C’est grâce aux matières premières que j’ai cette fascination pour l’Inde, j’y passe 15 jours chaque année. Les gens, les couleurs, la lumière, la chaleur, la terre fertile, c’est la découverte d’un monde irréel, magique et riche en émotions. Les champs de vétiver sont ineffables ! Coimbatore, Madurai et son marché aux fleurs, Cochin, c’est mon Inde personnelle, elle est démente ! Le photographe, Denis Chapoullié, qui m’accompagne toujours dans ces voyages là, saisit les instants présents pour les immortaliser. Que vous dire d’autres, je me sens comme un Indien là-bas, je dodeline de la tête et puis les Indiens m’appellent « distillator », allez savoir (rires) !
Vos voyages en Inde vous ont-ils donné un coup de « nez »?
C’est un choc, rien que la découverte du vétiver dans cette vallée du Tamil Nadu m’a donné l’idée de faire le Guerlain Homme : L’Eau Boisée. Le vétiver (emprunté au tamoul vettiveru), est une plante endémique du sud de l’Inde, sachant que le premier producteur mondial est Haïti à 80%. L’Inde est une de mes sources d’inspiration, par exemple Rose Nacrée du Désert m’est venu lorsque j’étais à Cochin, en sentant l’essence de curcuma l’association rose et curcuma m’est apparue.
Une fragrance que vous assimileriez à l’Inde ?
Samsara de Guerlain pour ses notes de santal et de sambac. Très capiteux en santal, du pur luxe !
Votre plus beau souvenir Indien ?
J’en ai plein la tête, chaque voyage est envoûtant, je ne peux pas en définir un….Alors, si, à Madurai, dans un temple, le prêtre me regarde comme si j’étais « habité » et je reçois un collier de fleurs.
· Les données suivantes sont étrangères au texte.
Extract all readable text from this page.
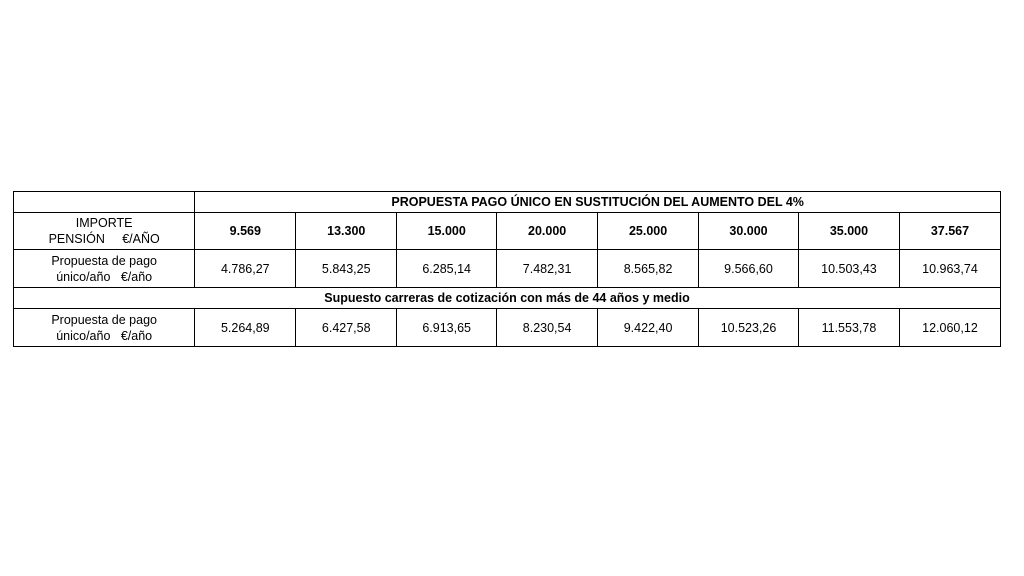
	PROPUESTA PAGO ÚNICO EN SUSTITUCIÓN DEL AUMENTO DEL 4%							

IMPORTE
PENSIÓN     €/AÑO	9.569	13.300	15.000	20.000	25.000	30.000	35.000	37.567

Propuesta de pago
único/año   €/año	4.786,27	5.843,25	6.285,14	7.482,31	8.565,82	9.566,60	10.503,43	10.963,74
Supuesto carreras de cotización con más de 44 años y medio								

Propuesta de pago
único/año   €/año	5.264,89	6.427,58	6.913,65	8.230,54	9.422,40	10.523,26	11.553,78	12.060,12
Il me souffle quelque chose dans sa langue, en une fraction de seconde je me suis senti un autre et j’avais l’impression d’être très important à ses yeux et ensuite j’ai reçu la bénédiction de l’éléphant… Et aussi, à mes 17-18 ans, dans le nord de l’Inde, dans un temple Jaïn, une fois déchaussé, face à un mendiant, j’étais désœuvré, je n’avais rien à lui donner, et malgré tout, il m’a dit que j’étais un prince…Voilà des souvenirs marquants et troublants comme ils ne s’en produisent nulle part ailleurs.
Si vous étiez une région de l’Inde laquelle seriez-vous et pourquoi ?
La région du Tamil Nadu et ses routes de Coimbatore à Pondichéry en passant par Madurai. Visiter et sentir le jasmin, la tubéreuse, les champs de thé, ....
Quel parfum chez Chanel auriez vous aimé créer ?
Dans l’ordre : Cuir de Russie, Beige, Bois des îles, Monsieur Chanel, le N°19, Cristalle, …
Quel est votre point commun avec M. Christopher Sheldrake ?
Je le respecte, c’est un gentleman, il est bienveillant, qualité rarissime, mais en fait, on ne se connaît pas bien. Il fait attention aux normes européennes, le contrôle qualité, il est pointu sur le sujet. Je pense qu’on a une passion de la qualité de nos matières qui pourrait se rejoindre, sûrement. Et on aime ce que l’on fait.
M. Christopher Sheldrake
Parfumeur, Directeur de Recherche et Développement chez Chanel.
Né en Inde, Christopher a baigné dans les effluves de Madras, l’actuel Chennai, ces dernières, à proprement parler, l’ont influencé dans les secrets d’alchimie de la création de parfums. « Un arbre, à grandes fleurs blanches, que l’on avait planté pour ma naissance, et dont je sens encore le parfum de muguet et de gardénia ». Une profusion d’odeurs et de couleurs indélébiles le vouent, sans l’ombre d’un doute, au merveilleux mystère des matières premières et à celui du Monde olfactif de la parfumerie.
Comment est née votre vocation ?
Quand je suis descendu à Grasse pour améliorer mon français, j’étais étudiant, j’ai eu l’occasion de travailler dans une société de parfumerie pendant 3 mois où j’enseignais l’anglais aux parfumeurs en fait. Je suis tombé amoureux du parfum à l’âge de 18 ans mais notons que ma vie d’odeurs et de sens était déjà en éveil grâce à l’Inde, pays natal où j’y ai vécu jusqu’à l’âge de mes 7 ans.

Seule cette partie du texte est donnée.